Jason Carter

No. 11
- Position:: Wide receiver

Personal information
- Born:: September 15, 1982 (age 42) Caldwell, Texas, U.S.
- Height:: 6 ft 0 in (1.83 m)
- Weight:: 205 lb (93 kg)

Career information
- College:: Texas A&M
- Undrafted:: 2006

Career history
- Minnesota Vikings (2006); Carolina Panthers (2007–2008); Toronto Argonauts (2009);
- Stats at Pro Football Reference

= Jason Carter (gridiron football) =

American gridiron football player (born 1982)

Jason Edward Carter (born September 15, 1982) is a former professional football wide receiver. He played for the Minnesota Vikings and Carolina Panthers of the National Football League (NFL). Carter played college football at Texas A&M.

==Early life==
As a senior at Caldwell High School, Carter threw for 1,087 yards and rushed for 599 as a quarterback.

==College career==
Carter played at Texas A&M as a QB/WR from the 2002–2005 seasons. During his four seasons on the team he had 6 receiving TDs and 5 rushing TDs. He majored in agriculture and life sciences.

==Professional career==

===Minnesota Vikings===
Carter entered the NFL as undrafted rookie free agent, signing with the Minnesota Vikings in 2006. He signed with the team on May 3, 2006. He spent time on their active roster and practice squad throughout the 2006 season. He only saw playing time during the final game of the season against the St. Louis Rams, though he failed to make any receptions. He attended training camp with the Vikings in 2007 but was cut at the end of camp.

===Carolina Panthers===
He was signed to the Panthers practice squad on September 3, 2007, and 2010.

In the Panthers' 2008 offseason practices, Carter's play has stood out. Carter later tore his ACL and was placed on injured reserve ending his season.

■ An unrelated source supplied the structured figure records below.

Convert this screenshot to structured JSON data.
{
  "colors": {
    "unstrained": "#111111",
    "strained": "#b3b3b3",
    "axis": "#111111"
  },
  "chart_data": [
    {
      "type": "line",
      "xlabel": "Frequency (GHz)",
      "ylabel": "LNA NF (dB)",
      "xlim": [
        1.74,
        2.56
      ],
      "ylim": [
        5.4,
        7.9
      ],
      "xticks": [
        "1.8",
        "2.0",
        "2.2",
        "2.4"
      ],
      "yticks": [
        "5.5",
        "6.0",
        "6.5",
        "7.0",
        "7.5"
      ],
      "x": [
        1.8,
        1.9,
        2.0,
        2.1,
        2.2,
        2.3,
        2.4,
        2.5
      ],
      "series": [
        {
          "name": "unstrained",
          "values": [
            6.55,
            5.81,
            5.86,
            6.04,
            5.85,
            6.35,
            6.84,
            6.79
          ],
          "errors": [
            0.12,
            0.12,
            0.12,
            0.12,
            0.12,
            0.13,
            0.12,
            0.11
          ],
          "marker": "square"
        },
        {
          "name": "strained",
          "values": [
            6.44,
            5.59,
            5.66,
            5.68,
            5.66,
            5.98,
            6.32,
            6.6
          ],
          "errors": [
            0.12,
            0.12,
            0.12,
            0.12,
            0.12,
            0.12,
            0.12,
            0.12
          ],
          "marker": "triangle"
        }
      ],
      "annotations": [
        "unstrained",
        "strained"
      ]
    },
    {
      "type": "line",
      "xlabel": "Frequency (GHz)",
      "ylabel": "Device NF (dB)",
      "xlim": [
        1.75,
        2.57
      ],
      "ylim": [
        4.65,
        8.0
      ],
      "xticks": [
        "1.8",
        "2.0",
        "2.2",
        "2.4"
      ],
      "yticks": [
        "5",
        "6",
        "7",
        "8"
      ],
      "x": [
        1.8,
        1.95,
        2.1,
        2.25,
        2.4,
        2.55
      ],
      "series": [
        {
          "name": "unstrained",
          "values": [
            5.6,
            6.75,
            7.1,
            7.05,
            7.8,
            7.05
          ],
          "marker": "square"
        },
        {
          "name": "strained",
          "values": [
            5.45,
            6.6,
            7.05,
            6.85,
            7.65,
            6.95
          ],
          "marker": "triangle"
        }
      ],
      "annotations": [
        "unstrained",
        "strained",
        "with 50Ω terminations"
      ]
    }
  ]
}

A restricted free agent in the 2009 offseason, Carter was not tendered a contract by the Panthers. However, the team eventually re-signed him on April 7. He was waived on August 24 when the team signed safety Kevin Kaesviharn.

===Toronto Argonauts===
On September 1, 2009, the Toronto Argonauts of the Canadian Football League signed Carter to a practice roster agreement. Soon after, he would eventually join the active roster. Carter finished the 2009 CFL season with 43 receptions for 535 yards and 1 touchdown. On June 24, 2010, Carter was released by the Argonauts.